Try resetting the cmos


----------



## win2kpro (Jul 19, 2005)

Were both the machines working before you switched processors?
You need to locate the *EXACT* model of the motherboards. E210882 are not model numbers, that number is the UL file number. Look for the model number to be stenciled somewhere on the boards.

It is very possible that the processor you put in the machine that is not working may not be supported by that motherboard.


----------



## blessedmain911 (Jun 23, 2007)

I tried resetting the CMOS but to no avail. And yes both machines were working prior to the switch. I found the number of the motherboard that isn't working: Intel D845EPI/D845GVSR
EDIT: Ok. I just looked both numbers up on the Intel website and it appears that it should be accepting everything that's in it. And like i have said if I switch the jumper I can get into the BIOS menu and it shows that it is recognizing the processor.
EDIT 2: Now I looked up the other compuer and it appears you were right they are WAAYYY different. This is a link to the Technical Specs section of the Dimension B110 manual http://support.dell.com/support/edocs/systems/dim1100/en/SM/specs.htm#wp1076752 and here's the link to what I am pretty sure the board is (yes I tried searching the AA number but returned with no results but if you want the number here it is D28751-402) http://www.intel.com/support/motherboards/desktop/d865gvhz/sb/CS-026964.htm


----------



## win2kpro (Jul 19, 2005)

If these boards came out of "mass produced" machines such as Dell, Gateway, etc. you cannot go by the AA numbers since the boards would be manufacturer proprietary boards.
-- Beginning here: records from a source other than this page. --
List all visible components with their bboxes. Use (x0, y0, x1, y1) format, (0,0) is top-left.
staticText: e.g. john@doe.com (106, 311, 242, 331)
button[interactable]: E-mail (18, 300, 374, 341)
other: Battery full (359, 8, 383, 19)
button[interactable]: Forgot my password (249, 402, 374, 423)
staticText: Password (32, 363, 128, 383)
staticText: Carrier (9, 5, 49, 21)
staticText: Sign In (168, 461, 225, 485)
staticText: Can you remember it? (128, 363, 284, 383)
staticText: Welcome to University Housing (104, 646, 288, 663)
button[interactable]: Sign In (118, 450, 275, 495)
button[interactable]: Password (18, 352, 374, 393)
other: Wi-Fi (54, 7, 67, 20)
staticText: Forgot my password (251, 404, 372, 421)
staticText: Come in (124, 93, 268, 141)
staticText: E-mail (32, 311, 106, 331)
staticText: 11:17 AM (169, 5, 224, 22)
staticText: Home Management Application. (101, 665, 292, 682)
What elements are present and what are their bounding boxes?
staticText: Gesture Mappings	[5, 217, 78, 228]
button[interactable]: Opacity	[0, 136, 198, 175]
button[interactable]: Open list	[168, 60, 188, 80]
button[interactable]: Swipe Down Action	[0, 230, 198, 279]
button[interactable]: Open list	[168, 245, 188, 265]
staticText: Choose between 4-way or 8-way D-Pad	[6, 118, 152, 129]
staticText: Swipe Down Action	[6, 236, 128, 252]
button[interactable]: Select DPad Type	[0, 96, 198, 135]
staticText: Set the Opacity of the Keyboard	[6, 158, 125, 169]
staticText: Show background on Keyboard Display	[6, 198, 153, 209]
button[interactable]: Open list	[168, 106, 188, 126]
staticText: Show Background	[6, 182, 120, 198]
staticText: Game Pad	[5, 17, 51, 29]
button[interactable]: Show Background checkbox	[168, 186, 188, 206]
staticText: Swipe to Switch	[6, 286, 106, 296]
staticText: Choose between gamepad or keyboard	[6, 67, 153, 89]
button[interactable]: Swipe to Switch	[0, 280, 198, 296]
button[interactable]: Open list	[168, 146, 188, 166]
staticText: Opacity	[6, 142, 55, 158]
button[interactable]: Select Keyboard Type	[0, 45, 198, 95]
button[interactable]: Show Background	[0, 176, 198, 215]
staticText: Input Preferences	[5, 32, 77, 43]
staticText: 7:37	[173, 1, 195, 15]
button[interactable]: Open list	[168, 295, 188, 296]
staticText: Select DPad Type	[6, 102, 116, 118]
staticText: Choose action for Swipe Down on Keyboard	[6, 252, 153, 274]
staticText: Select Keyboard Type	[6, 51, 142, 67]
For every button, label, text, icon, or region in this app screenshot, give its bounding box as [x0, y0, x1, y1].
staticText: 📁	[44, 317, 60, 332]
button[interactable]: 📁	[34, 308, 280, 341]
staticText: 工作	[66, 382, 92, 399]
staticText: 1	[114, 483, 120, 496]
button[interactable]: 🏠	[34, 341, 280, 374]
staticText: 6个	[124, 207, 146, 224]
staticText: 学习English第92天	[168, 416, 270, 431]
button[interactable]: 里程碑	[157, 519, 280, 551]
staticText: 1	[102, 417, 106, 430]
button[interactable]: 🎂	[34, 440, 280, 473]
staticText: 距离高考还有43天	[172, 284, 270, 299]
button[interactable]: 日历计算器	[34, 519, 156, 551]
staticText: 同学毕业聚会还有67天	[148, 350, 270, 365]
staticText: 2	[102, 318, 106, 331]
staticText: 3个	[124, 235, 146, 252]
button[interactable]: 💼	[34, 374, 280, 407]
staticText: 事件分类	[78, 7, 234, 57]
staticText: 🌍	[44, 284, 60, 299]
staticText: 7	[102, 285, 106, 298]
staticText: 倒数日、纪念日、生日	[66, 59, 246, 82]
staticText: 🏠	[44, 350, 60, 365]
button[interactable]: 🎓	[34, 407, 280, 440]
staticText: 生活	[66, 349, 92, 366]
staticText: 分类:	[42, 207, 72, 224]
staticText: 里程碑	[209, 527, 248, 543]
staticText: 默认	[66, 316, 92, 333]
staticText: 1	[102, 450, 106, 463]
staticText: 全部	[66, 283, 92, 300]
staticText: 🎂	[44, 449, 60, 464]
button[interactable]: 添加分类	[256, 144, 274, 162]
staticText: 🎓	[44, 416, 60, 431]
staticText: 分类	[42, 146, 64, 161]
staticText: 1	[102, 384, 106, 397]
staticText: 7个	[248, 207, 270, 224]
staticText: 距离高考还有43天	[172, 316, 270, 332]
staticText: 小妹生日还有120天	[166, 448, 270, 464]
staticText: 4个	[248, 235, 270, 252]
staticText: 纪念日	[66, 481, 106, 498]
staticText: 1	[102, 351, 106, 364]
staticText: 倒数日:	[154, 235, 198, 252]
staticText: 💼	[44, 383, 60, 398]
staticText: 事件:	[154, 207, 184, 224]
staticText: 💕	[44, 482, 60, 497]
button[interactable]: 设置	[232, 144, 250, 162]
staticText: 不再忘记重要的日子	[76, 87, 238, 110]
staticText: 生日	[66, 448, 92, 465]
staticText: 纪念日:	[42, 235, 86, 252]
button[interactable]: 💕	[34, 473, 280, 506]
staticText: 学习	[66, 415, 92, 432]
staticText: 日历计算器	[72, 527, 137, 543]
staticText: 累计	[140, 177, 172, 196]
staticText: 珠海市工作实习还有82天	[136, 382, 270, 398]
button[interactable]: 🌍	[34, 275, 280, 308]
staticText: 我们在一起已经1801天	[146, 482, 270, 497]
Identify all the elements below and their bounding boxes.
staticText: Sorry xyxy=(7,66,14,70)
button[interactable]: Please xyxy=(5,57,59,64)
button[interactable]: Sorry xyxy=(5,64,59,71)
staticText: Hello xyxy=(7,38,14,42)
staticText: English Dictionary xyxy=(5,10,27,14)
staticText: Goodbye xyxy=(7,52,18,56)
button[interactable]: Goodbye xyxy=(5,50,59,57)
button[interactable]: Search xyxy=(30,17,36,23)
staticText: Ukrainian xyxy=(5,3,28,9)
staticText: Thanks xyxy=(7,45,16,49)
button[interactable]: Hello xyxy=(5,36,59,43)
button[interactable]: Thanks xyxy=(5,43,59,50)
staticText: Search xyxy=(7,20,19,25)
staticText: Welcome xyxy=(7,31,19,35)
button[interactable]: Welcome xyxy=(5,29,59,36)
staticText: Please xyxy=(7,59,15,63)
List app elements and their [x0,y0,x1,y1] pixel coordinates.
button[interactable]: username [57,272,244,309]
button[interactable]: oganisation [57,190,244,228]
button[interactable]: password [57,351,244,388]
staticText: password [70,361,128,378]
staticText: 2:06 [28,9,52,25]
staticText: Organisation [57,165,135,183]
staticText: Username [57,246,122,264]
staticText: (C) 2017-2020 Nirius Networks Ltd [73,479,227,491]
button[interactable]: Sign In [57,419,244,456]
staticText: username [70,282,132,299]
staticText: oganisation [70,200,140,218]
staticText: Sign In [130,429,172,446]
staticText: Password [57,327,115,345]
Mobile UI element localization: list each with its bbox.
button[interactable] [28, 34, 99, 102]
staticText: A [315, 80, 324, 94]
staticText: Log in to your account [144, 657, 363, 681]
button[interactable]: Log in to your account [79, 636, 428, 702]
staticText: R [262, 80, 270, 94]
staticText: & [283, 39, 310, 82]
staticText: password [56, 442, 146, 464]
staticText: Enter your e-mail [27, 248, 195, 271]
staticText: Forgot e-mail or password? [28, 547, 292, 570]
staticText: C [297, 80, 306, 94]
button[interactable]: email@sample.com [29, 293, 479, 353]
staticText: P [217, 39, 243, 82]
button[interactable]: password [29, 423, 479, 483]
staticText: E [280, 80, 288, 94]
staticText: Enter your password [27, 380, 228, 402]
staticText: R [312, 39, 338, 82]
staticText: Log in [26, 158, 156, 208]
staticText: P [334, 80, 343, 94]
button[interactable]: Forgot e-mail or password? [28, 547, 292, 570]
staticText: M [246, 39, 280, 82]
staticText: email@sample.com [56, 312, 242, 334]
The AA numbers posted at Intel *ONLY APPLY* to standard Intel boards, *NOT* proprietary boards.

As a warning, if these boards are not *STANDARD* Intel boards, *DO NOT* flash the BIOS with a BIOS flash listed at Intel. Proprietary boards will have a different BIOS.


----------



## blessedmain911 (Jun 23, 2007)

Alright thanks. That info will come in handy later as I had decided I am now going to build all my new computers. So what do you believe I can do I'm now thinking I should switch them back. And BTW do you think that .3ghz is a very noticeable difference if i do switch them back?


----------



## win2kpro (Jul 19, 2005)

Switch the processors back, making sure you clean the heatsink and processor heatspreader and apply new thermal compound.

.3gHz. would not even be noticeable.


----------



## blessedmain911 (Jun 23, 2007)

Alright can do. Thanks a lot for the help!


----------



## win2kpro (Jul 19, 2005)

You're welcome.


----------